Turning to space exploration, PhD student Ben Hockman let visitors hold the cube-shaped prototype described in his poster. Hockman is working with Marco Pavone, assistant professor of aeronautics and astronautics, to solve a problem: how to explore asteroids, comets and small moons whose low gravity make their surfaces ill-suited for rover-type explorers. The possible solution, embodied in the cube that visitors got to hold, was a satellite engineered to hop lightly from point to point like a tumbleweed, yet sturdy enough so that its instrumentation could survive repeated shocks.

“Mechanical engineering is an incredibly broad discipline, and the talks and posters at this first MECON demonstrate how our students and faculty are collaborating across the entire campus,” said Goodson, who is also the Davies Family Provostial Professor at Stanford.

Goodson introduced Drell, who closed this successful first conference by presenting awards to some of the notable speakers and posters.
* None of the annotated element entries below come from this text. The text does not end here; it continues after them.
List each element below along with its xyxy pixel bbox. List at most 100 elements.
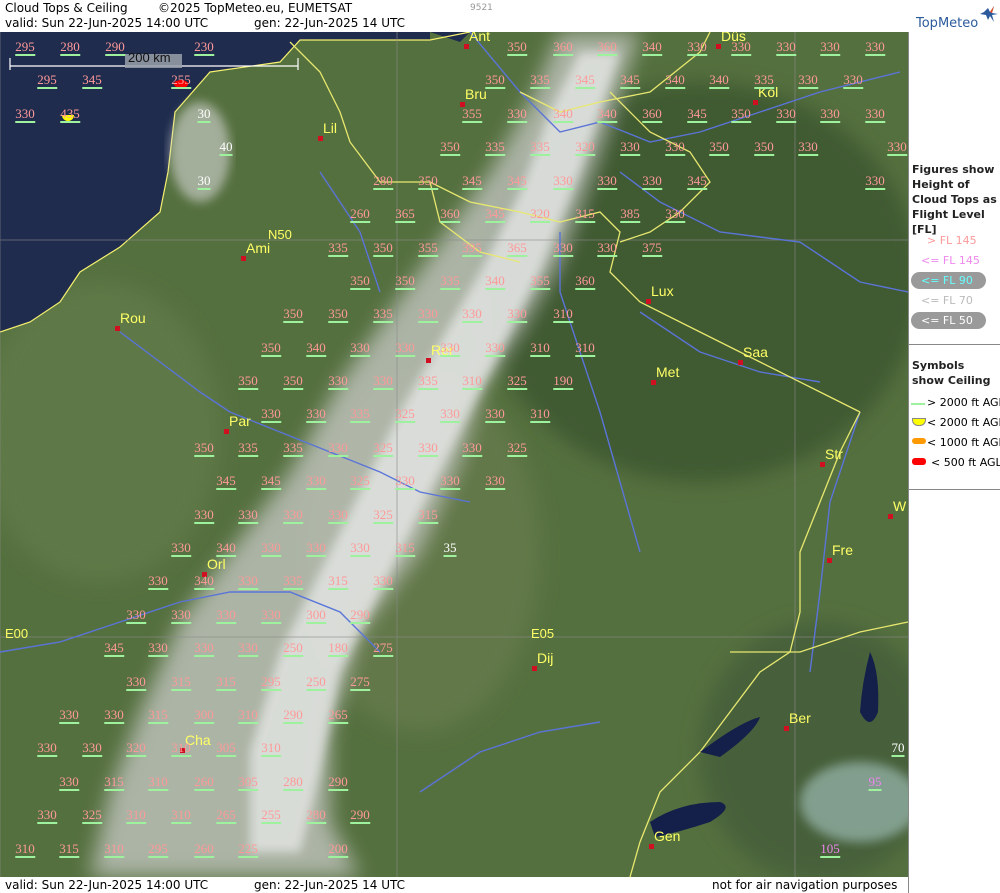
city-label: Lux <box>651 283 674 299</box>
cloud-top-value: 330 <box>485 406 505 423</box>
cloud-top-value: 350 <box>194 440 214 457</box>
cloud-top-value: 330 <box>261 607 281 624</box>
ceiling-lt1000-icon <box>912 438 926 444</box>
cloud-top-value: 330 <box>820 39 840 56</box>
cloud-top-value: 330 <box>37 807 57 824</box>
satellite-map[interactable]: 200 km N50 E00 E05 Ant Düs Bru Köl Lil Ami Lux… <box>0 32 908 877</box>
city-label: Ant <box>469 32 491 44</box>
cloud-top-value: 330 <box>418 306 438 323</box>
cloud-top-value: 365 <box>507 240 527 257</box>
cloud-top-value: 330 <box>59 774 79 791</box>
cloud-top-value: 330 <box>328 440 348 457</box>
city-marker-icon <box>651 380 656 385</box>
cloud-top-value: 330 <box>238 573 258 590</box>
cloud-top-value: 345 <box>620 72 640 89</box>
cloud-top-value: 330 <box>731 39 751 56</box>
cloud-top-value: 105 <box>820 841 840 858</box>
cloud-top-value: 305 <box>238 774 258 791</box>
cloud-top-value: 290 <box>105 39 125 56</box>
cloud-top-value: 330 <box>148 573 168 590</box>
cloud-top-value: 320 <box>575 139 595 156</box>
cloud-top-value: 310 <box>171 740 191 757</box>
cloud-top-value: 310 <box>126 807 146 824</box>
cloud-top-value: 330 <box>373 373 393 390</box>
cloud-top-value: 355 <box>530 273 550 290</box>
cloud-top-value: 330 <box>553 173 573 190</box>
city-marker-icon <box>716 44 721 49</box>
cloud-top-value: 260 <box>194 774 214 791</box>
cloud-top-value: 330 <box>820 106 840 123</box>
cloud-top-value: 330 <box>261 540 281 557</box>
scale-bar-label: 200 km <box>128 50 171 65</box>
cloud-top-value: 310 <box>530 406 550 423</box>
cloud-top-value: 95 <box>868 774 882 791</box>
legend-fl-le90: <= FL 90 <box>921 274 973 287</box>
cloud-top-value: 360 <box>440 206 460 223</box>
cloud-top-value: 330 <box>37 740 57 757</box>
city-marker-icon <box>318 136 323 141</box>
city-label: Rou <box>120 310 146 326</box>
cloud-top-value: 180 <box>328 640 348 657</box>
cloud-top-value: 325 <box>373 507 393 524</box>
cloud-top-value: 310 <box>15 841 35 858</box>
cloud-top-value: 280 <box>306 807 326 824</box>
city-label: Lil <box>323 120 338 136</box>
cloud-top-value: 340 <box>485 273 505 290</box>
legend-fl-le70: <= FL 70 <box>921 294 973 307</box>
cloud-top-value: 260 <box>194 841 214 858</box>
cloud-top-value: 330 <box>597 240 617 257</box>
cloud-top-value: 345 <box>507 173 527 190</box>
city-marker-icon <box>115 326 120 331</box>
cloud-top-value: 290 <box>328 774 348 791</box>
cloud-top-value: 345 <box>216 473 236 490</box>
footer-bar: valid: Sun 22-Jun-2025 14:00 UTC gen: 22… <box>0 877 908 893</box>
cloud-top-value: 330 <box>418 440 438 457</box>
cloud-top-value: 350 <box>485 72 505 89</box>
cloud-top-value: 345 <box>104 640 124 657</box>
cloud-top-value: 340 <box>642 39 662 56</box>
cloud-top-value: 295 <box>37 72 57 89</box>
cloud-top-value: 280 <box>60 39 80 56</box>
cloud-top-value: 330 <box>865 173 885 190</box>
cloud-top-value: 310 <box>530 340 550 357</box>
cloud-top-value: 340 <box>216 540 236 557</box>
footer-gen-time: gen: 22-Jun-2025 14 UTC <box>254 878 406 892</box>
cloud-top-value: 200 <box>328 841 348 858</box>
cloud-top-value: 275 <box>373 640 393 657</box>
city-label: Dij <box>537 650 554 666</box>
cloud-top-value: 350 <box>283 373 303 390</box>
cloud-top-value: 280 <box>373 173 393 190</box>
cloud-top-value: 330 <box>238 640 258 657</box>
cloud-top-value: 315 <box>59 841 79 858</box>
city-label: Met <box>656 364 680 380</box>
topmeteo-logo[interactable]: TopMeteo <box>910 0 1000 32</box>
cloud-top-value: 330 <box>865 39 885 56</box>
cloud-top-value: 350 <box>373 240 393 257</box>
city-label: Fre <box>832 542 853 558</box>
cloud-top-value: 315 <box>148 707 168 724</box>
cloud-top-value: 330 <box>328 373 348 390</box>
cloud-top-value: 330 <box>395 473 415 490</box>
cloud-top-value: 330 <box>216 607 236 624</box>
map-title: Cloud Tops & Ceiling <box>5 1 128 15</box>
grid-label-e05: E05 <box>531 626 555 641</box>
cloud-top-value: 310 <box>104 841 124 858</box>
cloud-top-value: 325 <box>507 440 527 457</box>
ceiling-lt2000-icon <box>912 418 926 426</box>
cloud-top-value: 350 <box>754 139 774 156</box>
cloud-top-value: 330 <box>59 707 79 724</box>
cloud-top-value: 335 <box>373 306 393 323</box>
cloud-top-value: 315 <box>418 507 438 524</box>
city-label: Ber <box>789 710 811 726</box>
cloud-top-value: 350 <box>238 373 258 390</box>
cloud-top-value: 295 <box>148 841 168 858</box>
cloud-top-value: 360 <box>575 273 595 290</box>
cloud-top-value: 330 <box>485 340 505 357</box>
cloud-top-value: 330 <box>261 406 281 423</box>
city-label: Ami <box>246 240 271 256</box>
cloud-top-value: 30 <box>197 173 211 190</box>
cloud-top-value: 325 <box>373 440 393 457</box>
cloud-top-value: 260 <box>350 206 370 223</box>
cloud-top-value: 70 <box>891 740 905 757</box>
cloud-top-value: 290 <box>283 707 303 724</box>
Three undergraduates were among those honored by the dean: Pedro Milani, Will Roderick and Andrea Stein. Four graduate poster presenters received special mention: Yanli Wang, Tany Liu, Erica Castillo and Georgios Katsikis. Three graduate podium awards went to Hardik Kanaria, Michael Barako and Mona Eskandari.

“I am delighted at the way this first MECON turned out,” Goodson said. “We owe so much to the student and faculty organizers and to all the members of the ME community who took part.”